About 58 percent of students are slated to begin blended learning, which will bring them into classrooms about three days a week, on September 21, according to the DOE.
The combination of in-school and remote learning has necessitated the city to quickly expand its staff of teachers, but it has not said how many extra teachers principals have requested.
The principals union leader estimates it's closer to 10,000, a number de Blasio disputed.
"We are the people providing the services to our parents and kids," de Blasio said. "If there are still some gaps, we'll take another step."
This debate over staffing comes as the city faces the potential need to layoff of 22,000 of its 380,000 city workers.
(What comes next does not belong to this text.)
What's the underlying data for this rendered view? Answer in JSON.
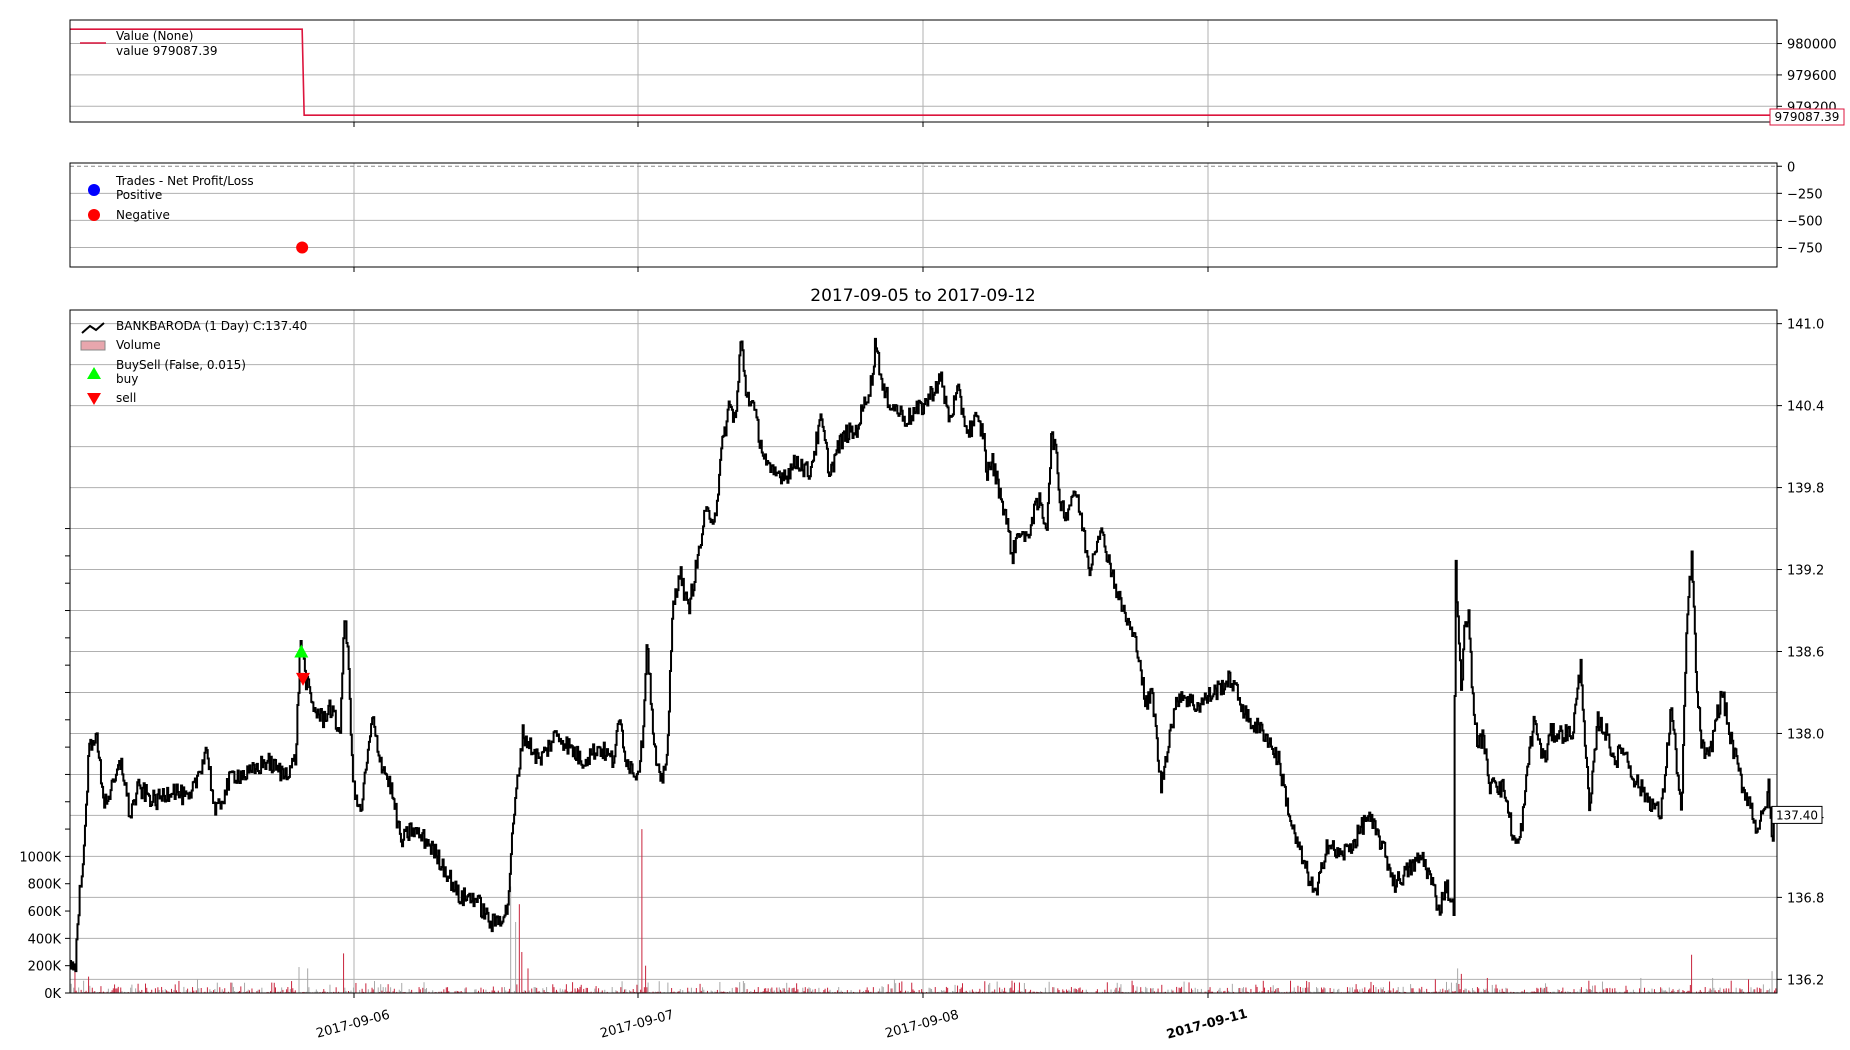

Those layoffs are still pending as labor union reps lobby Albany to allow long term borrowing and to find savings on the city-level, de Blasio said.
"I'm very worried about the challenges we're facing right now," de Blasio said. "We're running out of options."
The Health Department urged all New Yorkers to get flu shots for themselves and children more than six months old and to donate blood and plasma.
"This is important for our most vulnerable New Yorkers," said Commissioner Dave Chokshi. "We can't just leave it up to chance."
As the press conference concluded, a reporter asked de Blasio to address confusion over the school reopening process, from questionable ventilation inspections, the delayed start date and a sudden reversal on outdoor learning.
"I honestly don't believe there is a lot of confusion," de Blasio said. "I think it's pretty straight forward at this point."